Selon les données de Statistique Canada, la population étudiante de l’Alberta a augmenté d’environ 7 % sur cinq ans, tandis que les postes d’enseignement n’ont pas suivi le rythme. Un récent rapport de l’Association des conseils scolaires de l’Alberta a révélé que 68 % des parents répondants étaient « préoccupés » ou « très préoccupés » par l’augmentation de la taille des classes.
Pour les parents comme Maria Gonzalez d’Edmonton, la grève suscite des émotions mitigées. « C’est certainement difficile d’organiser la garde des enfants à court préavis », a-t-elle reconnu en déposant sa fille à un programme de centre communautaire. « Mais je vois aussi à quel point les enseignants de mes enfants sont épuisés. Quelque chose doit changer. »
L’impact économique s’étend au-delà de l’éducation. La Chambre de commerce d’Edmonton estime que les perturbations généralisées de la garde d’enfants pourraient coûter à l’économie provinciale jusqu’à 5,2 millions de dollars par jour en perte de productivité et en dépenses de garde d’urgence.
Les conseils scolaires se retrouvent pris entre deux feux. Laura Hack, présidente du Conseil scolaire de Calgary, a exprimé sa frustration que les conseils aient une autorité limitée dans les négociations malgré qu’ils supportent le poids des préoccupations communautaires. « Nous entendons les parents, gérons les installations et essayons de minimiser les perturbations, mais nous ne contrôlons ni les cordons de la bourse ni les termes de négociation », a expliqué Hack dans une déclaration du conseil.
Les ramifications politiques pourraient être significatives pour la première ministre Smith, dont le gouvernement a connu des taux d’approbation fluctuants ces derniers mois. L’analyste politique Janet Brown a noté que l’éducation figure constamment parmi les trois principales préoccupations des Albertains. « La façon dont cette grève sera résolue pourrait influencer les perceptions des électeurs en vue de la prochaine élection », a suggéré Brown. « Historiquement, les perturbations prolongées de l’éducation ont rarement bénéficié aux partis au pouvoir. »

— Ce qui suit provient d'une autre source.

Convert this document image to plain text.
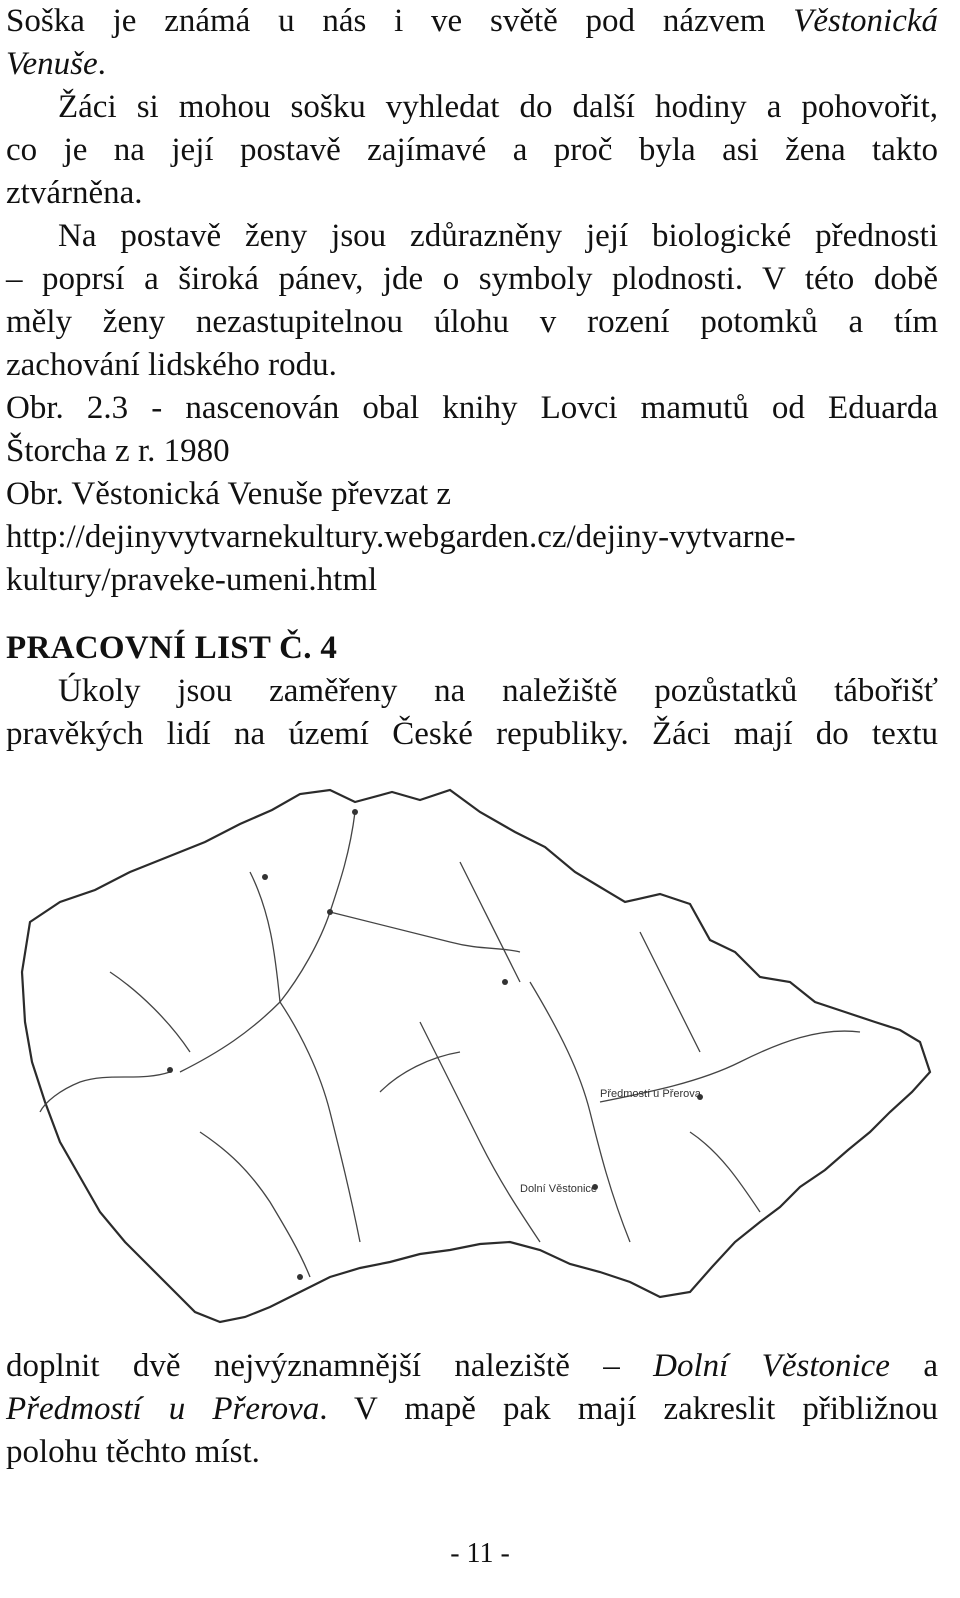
Soška je známá u nás i ve světě pod názvem Věstonická
Venuše.
Žáci si mohou sošku vyhledat do další hodiny a pohovořit,
co je na její postavě zajímavé a proč byla asi žena takto
ztvárněna.
Na postavě ženy jsou zdůrazněny její biologické přednosti
– poprsí a široká pánev, jde o symboly plodnosti. V této době
měly ženy nezastupitelnou úlohu v rození potomků a tím
zachování lidského rodu.
Obr. 2.3 - nascenován obal knihy Lovci mamutů od Eduarda
Štorcha z r. 1980
Obr. Věstonická Venuše převzat z
http://dejinyvytvarnekultury.webgarden.cz/dejiny-vytvarne-
kultury/praveke-umeni.html
PRACOVNÍ LIST Č. 4
Úkoly jsou zaměřeny na naležiště pozůstatků tábořišť
pravěkých lidí na území České republiky. Žáci mají do textu
Předmostí u Přerova
Dolní Věstonice
doplnit dvě nejvýznamnější naleziště – Dolní Věstonice a
Předmostí u Přerova. V mapě pak mají zakreslit přibližnou
polohu těchto míst.
- 11 -
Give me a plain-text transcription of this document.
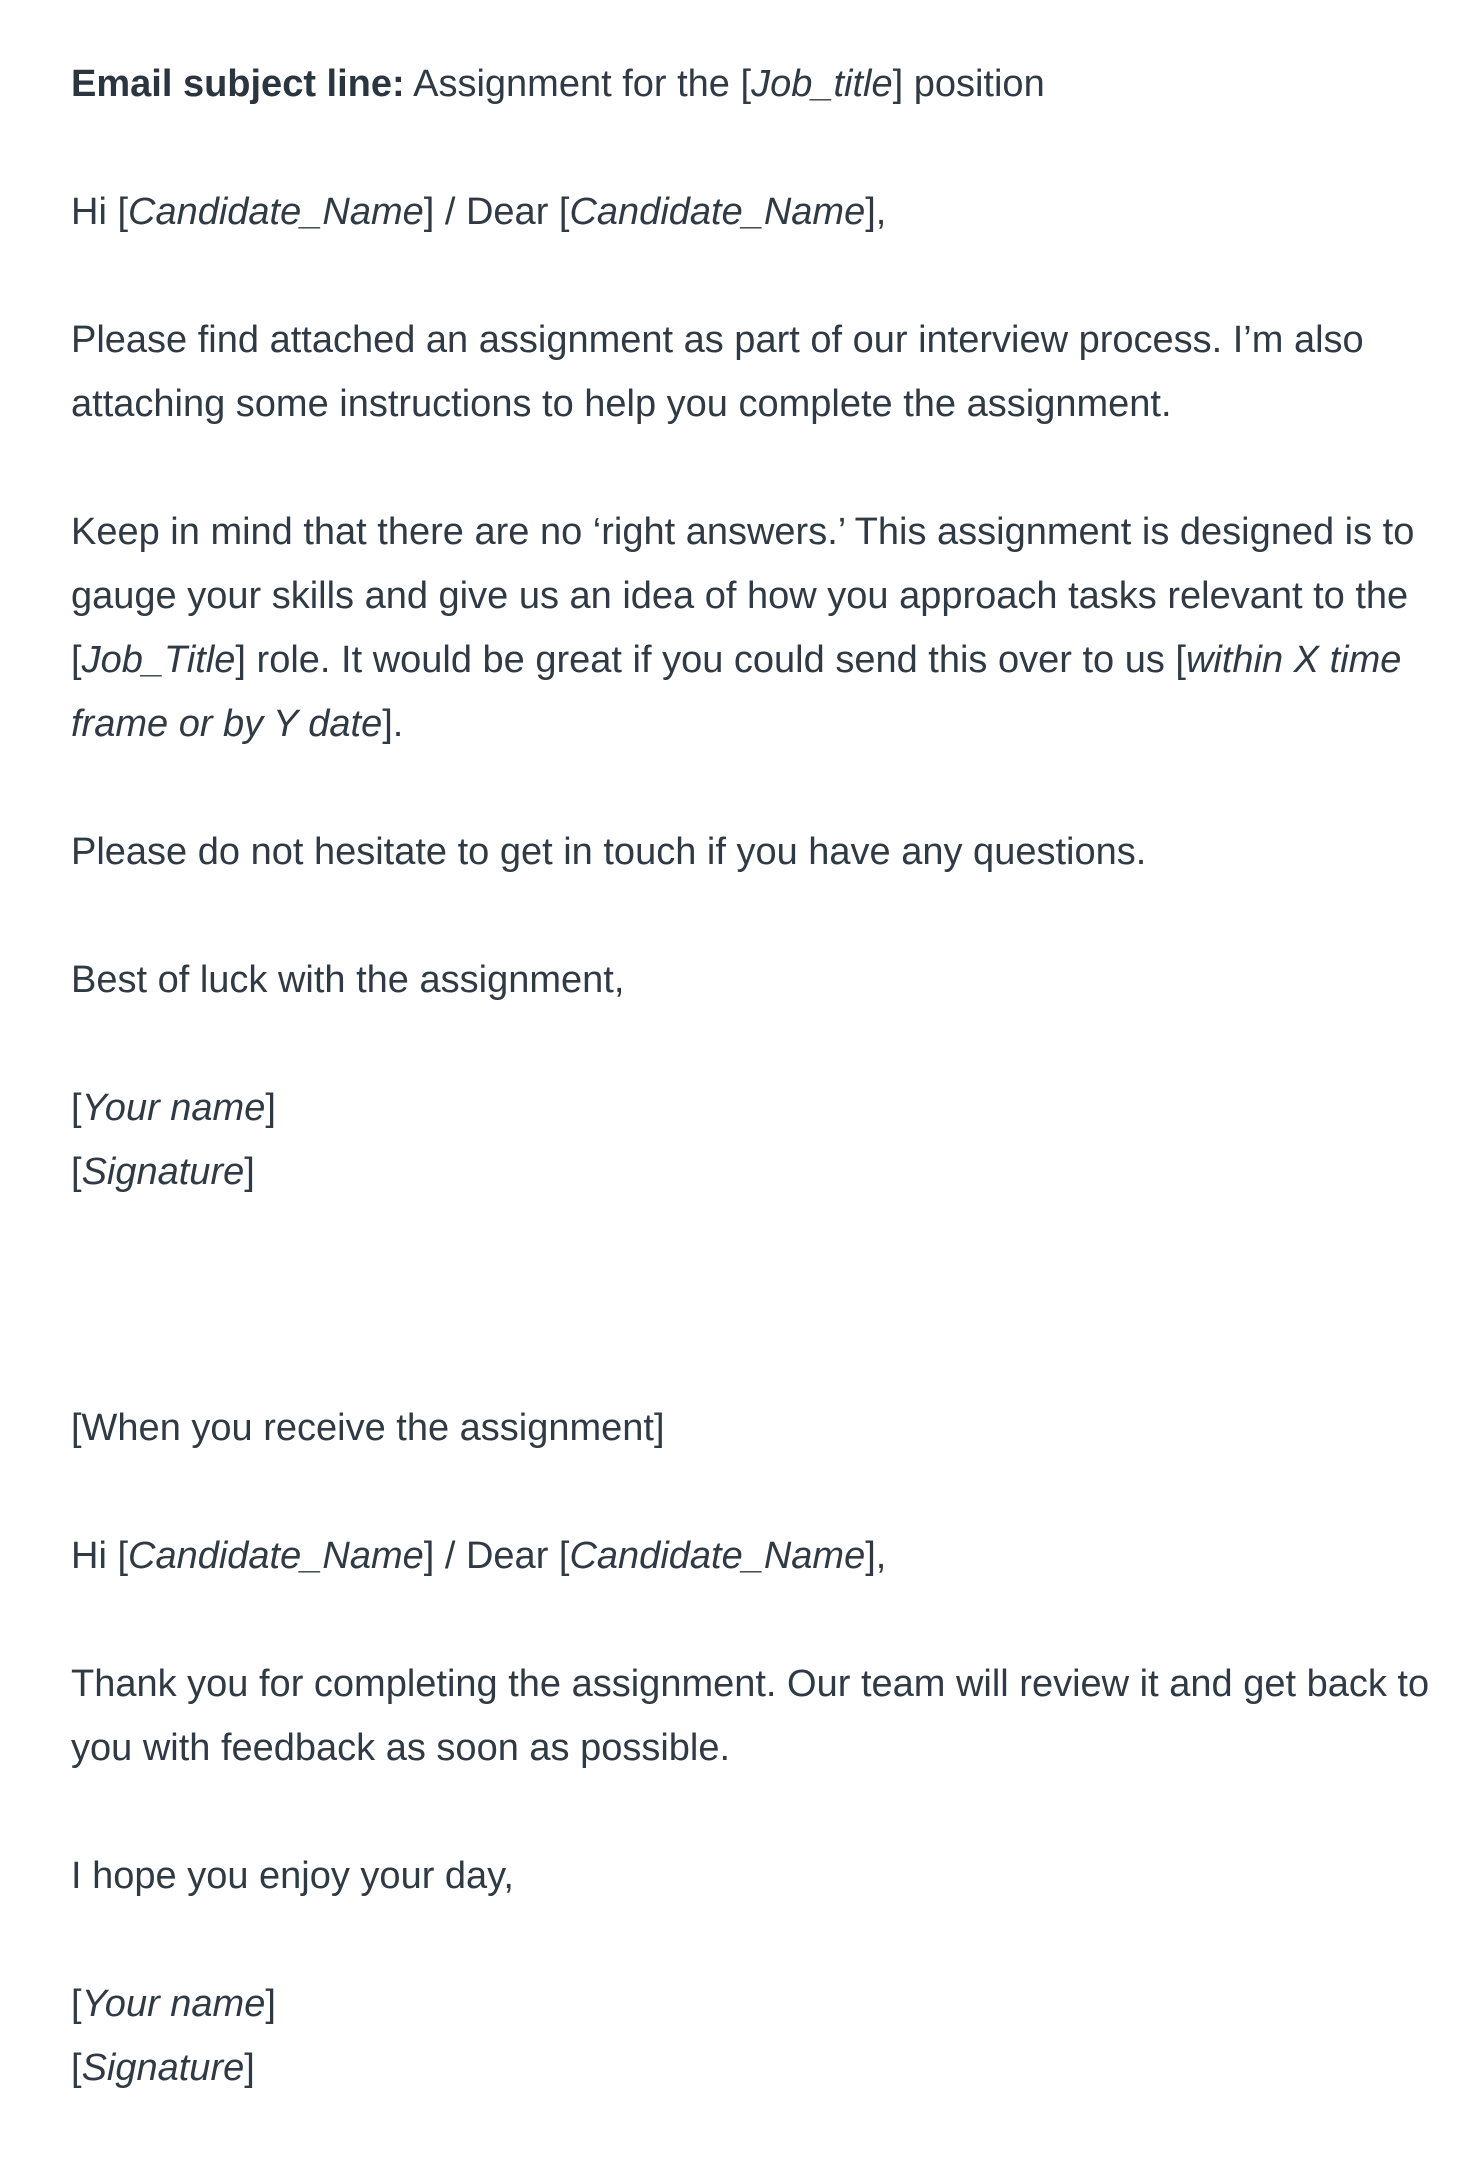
Email subject line: Assignment for the [Job_title] position

Hi [Candidate_Name] / Dear [Candidate_Name],

Please find attached an assignment as part of our interview process. I’m also

attaching some instructions to help you complete the assignment.

Keep in mind that there are no ‘right answers.’ This assignment is designed is to

gauge your skills and give us an idea of how you approach tasks relevant to the

[Job_Title] role. It would be great if you could send this over to us [within X time

frame or by Y date].

Please do not hesitate to get in touch if you have any questions.

Best of luck with the assignment,

[Your name]

[Signature]

[When you receive the assignment]

Hi [Candidate_Name] / Dear [Candidate_Name],

Thank you for completing the assignment. Our team will review it and get back to

you with feedback as soon as possible.

I hope you enjoy your day,

[Your name]

[Signature]
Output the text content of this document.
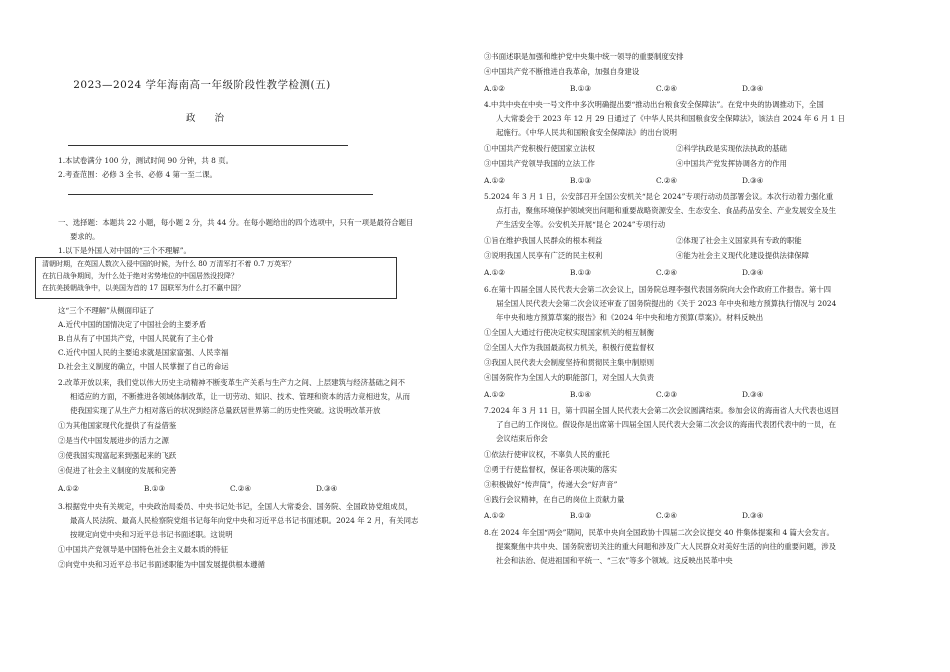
2023—2024 学年海南高一年级阶段性教学检测(五)
政 治
1.本试卷满分 100 分，测试时间 90 分钟，共 8 页。
2.考查范围：必修 3 全书、必修 4 第一至二课。
一、选择题：本题共 22 小题，每小题 2 分，共 44 分。在每小题给出的四个选项中，只有一项是最符合题目
要求的。
1.以下是外国人对中国的“三个不理解”。
清朝时期，在英国人数次入侵中国的时候，为什么 80 万清军打不着 0.7 万英军？
在抗日战争期间，为什么处于绝对劣势地位的中国居然没投降？
在抗美援朝战争中，以美国为首的 17 国联军为什么打不赢中国？
这“三个不理解”从侧面印证了
A.近代中国的国情决定了中国社会的主要矛盾
B.自从有了中国共产党，中国人民就有了主心骨
C.近代中国人民的主要追求就是国家富强、人民幸福
D.社会主义制度的确立，中国人民掌握了自己的命运
2.改革开放以来，我们党以伟大历史主动精神不断变革生产关系与生产力之间、上层建筑与经济基础之间不
相适应的方面，不断推进各领域体制改革，让一切劳动、知识、技术、管理和资本的活力竞相迸发，从而
使我国实现了从生产力相对落后的状况到经济总量跃居世界第二的历史性突破。这说明改革开放
①为其他国家现代化提供了有益借鉴
②是当代中国发展进步的活力之源
③使我国实现富起来到强起来的飞跃
④促进了社会主义制度的发展和完善
A.①②	B.①③	C.②④	D.③④
3.根据党中央有关规定，中央政治局委员、中央书记处书记，全国人大常委会、国务院、全国政协党组成员，
最高人民法院、最高人民检察院党组书记每年向党中央和习近平总书记书面述职。2024 年 2 月，有关同志
按规定向党中央和习近平总书记书面述职。这说明
①中国共产党领导是中国特色社会主义最本质的特征
②向党中央和习近平总书记书面述职能为中国发展提供根本遵循
③书面述职是加强和维护党中央集中统一领导的重要制度安排
④中国共产党不断推进自我革命，加强自身建设
A.①②	B.①③	C.②④	D.③④
4.中共中央在中央一号文件中多次明确提出要“推动出台粮食安全保障法”。在党中央的协调推动下，全国
人大常委会于 2023 年 12 月 29 日通过了《中华人民共和国粮食安全保障法》，该法自 2024 年 6 月 1 日
起施行。《中华人民共和国粮食安全保障法》的出台说明
①中国共产党积极行使国家立法权	②科学执政是实现依法执政的基础
③中国共产党领导我国的立法工作	④中国共产党发挥协调各方的作用
A.①②	B.①③	C.②④	D.③④
5.2024 年 3 月 1 日，公安部召开全国公安机关“昆仑 2024”专项行动动员部署会议。本次行动着力强化重
点打击，聚焦环境保护领域突出问题和重要战略资源安全、生态安全、食品药品安全、产业发展安全及生
产生活安全等。公安机关开展“昆仑 2024”专项行动
①旨在维护我国人民群众的根本利益	②体现了社会主义国家具有专政的职能
③说明我国人民享有广泛的民主权利	④能为社会主义现代化建设提供法律保障
A.①②	B.①③	C.②④	D.③④
6.在第十四届全国人民代表大会第二次会议上，国务院总理李强代表国务院向大会作政府工作报告。第十四
届全国人民代表大会第二次会议还审查了国务院提出的《关于 2023 年中央和地方预算执行情况与 2024
年中央和地方预算草案的报告》和《2024 年中央和地方预算(草案)》。材料反映出
①全国人大通过行使决定权实现国家机关的相互制衡
②全国人大作为我国最高权力机关，积极行使监督权
③我国人民代表大会制度坚持和贯彻民主集中制原则
④国务院作为全国人大的职能部门，对全国人大负责
A.①②	B.①④	C.②③	D.③④
7.2024 年 3 月 11 日，第十四届全国人民代表大会第二次会议圆满结束。参加会议的海南省人大代表也返回
了自己的工作岗位。假设你是出席第十四届全国人民代表大会第二次会议的海南代表团代表中的一员，在
会议结束后你会
①依法行使审议权，不辜负人民的重托
②勇于行使监督权，保证各项决策的落实
③积极做好“传声筒”，传递大会“好声音”
④践行会议精神，在自己的岗位上贡献力量
A.①②	B.①③	C.②④	D.③④
8.在 2024 年全国“两会”期间，民革中央向全国政协十四届二次会议提交 40 件集体提案和 4 篇大会发言。
提案聚焦中共中央、国务院密切关注的重大问题和涉及广大人民群众对美好生活的向往的重要问题，涉及
社会和法治、促进祖国和平统一、“三农”等多个领域。这反映出民革中央
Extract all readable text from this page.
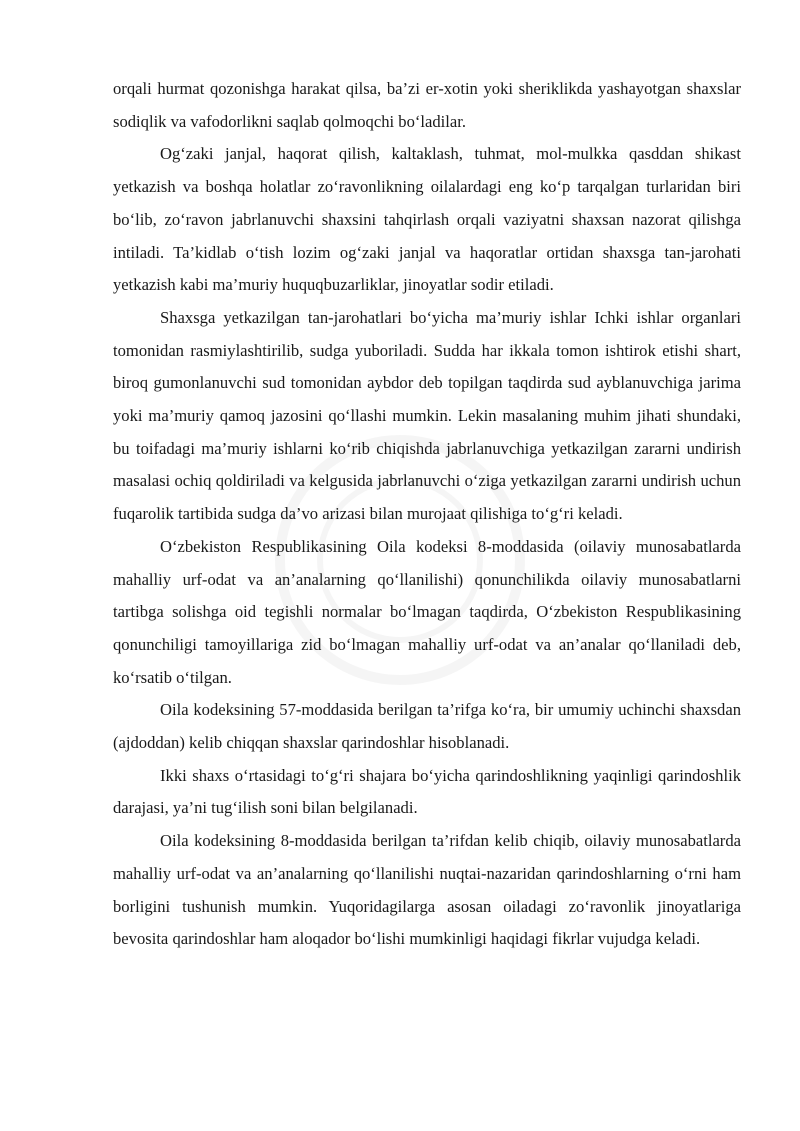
orqali hurmat qozonishga harakat qilsa, ba’zi er-xotin yoki sheriklikda yashayotgan shaxslar sodiqlik va vafodorlikni saqlab qolmoqchi bo‘ladilar.

Og‘zaki janjal, haqorat qilish, kaltaklash, tuhmat, mol-mulkka qasddan shikast yetkazish va boshqa holatlar zo‘ravonlikning oilalardagi eng ko‘p tarqalgan turlaridan biri bo‘lib, zo‘ravon jabrlanuvchi shaxsini tahqirlash orqali vaziyatni shaxsan nazorat qilishga intiladi. Ta’kidlab o‘tish lozim og‘zaki janjal va haqoratlar ortidan shaxsga tan-jarohati yetkazish kabi ma’muriy huquqbuzarliklar, jinoyatlar sodir etiladi.

Shaxsga yetkazilgan tan-jarohatlari bo‘yicha ma’muriy ishlar Ichki ishlar organlari tomonidan rasmiylashtirilib, sudga yuboriladi. Sudda har ikkala tomon ishtirok etishi shart, biroq gumonlanuvchi sud tomonidan aybdor deb topilgan taqdirda sud ayblanuvchiga jarima yoki ma’muriy qamoq jazosini qo‘llashi mumkin. Lekin masalaning muhim jihati shundaki, bu toifadagi ma’muriy ishlarni ko‘rib chiqishda jabrlanuvchiga yetkazilgan zararni undirish masalasi ochiq qoldiriladi va kelgusida jabrlanuvchi o‘ziga yetkazilgan zararni undirish uchun fuqarolik tartibida sudga da’vo arizasi bilan murojaat qilishiga to‘g‘ri keladi.

O‘zbekiston Respublikasining Oila kodeksi 8-moddasida (oilaviy munosabatlarda mahalliy urf-odat va an’analarning qo‘llanilishi) qonunchilikda oilaviy munosabatlarni tartibga solishga oid tegishli normalar bo‘lmagan taqdirda, O‘zbekiston Respublikasining qonunchiligi tamoyillariga zid bo‘lmagan mahalliy urf-odat va an’analar qo‘llaniladi deb, ko‘rsatib o‘tilgan.

Oila kodeksining 57-moddasida berilgan ta’rifga ko‘ra, bir umumiy uchinchi shaxsdan (ajdoddan) kelib chiqqan shaxslar qarindoshlar hisoblanadi.

Ikki shaxs o‘rtasidagi to‘g‘ri shajara bo‘yicha qarindoshlikning yaqinligi qarindoshlik darajasi, ya’ni tug‘ilish soni bilan belgilanadi.

Oila kodeksining 8-moddasida berilgan ta’rifdan kelib chiqib, oilaviy munosabatlarda mahalliy urf-odat va an’analarning qo‘llanilishi nuqtai-nazaridan qarindoshlarning o‘rni ham borligini tushunish mumkin. Yuqoridagilarga asosan oiladagi zo‘ravonlik jinoyatlariga bevosita qarindoshlar ham aloqador bo‘lishi mumkinligi haqidagi fikrlar vujudga keladi.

Pour l’instant, les deux parties semblent retranchées. Le gouvernement insiste sur le fait que les contraintes financières l’empêchent de répondre à toutes les demandes des enseignants, tandis que l’ATA maintient que la qualité de l’éducation n’est pas négociable. Les efforts de médiation ont échoué la semaine dernière lorsque le gouvernement a rejeté une proposition de compromis sur les limites de taille des classes.
Alors que la grève continue, les communautés s’adaptent. Les bibliothèques ont prolongé leurs heures d’ouverture, les centres récréatifs ont créé des programmes de jour, et des coopératives de parents se forment pour partager les tâches de supervision. Des entreprises locales comme Decode Escape Rooms de Calgary ont même introduit des « offres spéciales pour jours de grève » pour les étudiants.
Amir Patel, élève de 12e année qui a rejoint les enseignants sur la ligne de piquetage à Lethbridge, s’inquiète des préparatifs de remise des diplômes mais soutient la position de ses enseignants. « Ils ont toujours été là pour nous », a-t-il dit. « C’est assez clair, en étant en classe chaque jour, qu’ils ont besoin de plus de soutien. »
La voie à suivre reste incertaine. L’ATA a indiqué que la grève se poursuivra jusqu’à ce que des progrès significatifs soient réalisés dans les négociations, tandis que le gouvernement n’a pas exclu une législation de retour au travail si la perturbation s’étend au-delà de deux semaines.
Alors que l’Alberta navigue dans ce moment éducatif sans précédent, la question fondamentale demeure de savoir si le conflit représente une impasse temporaire ou signale un règlement de comptes plus profond sur la façon dont la province valorise et finance son système éducatif. Pour l’instant, les salles de classe vides et les lignes de piquetage suggèrent que la réponse est encore en train de s’écrire.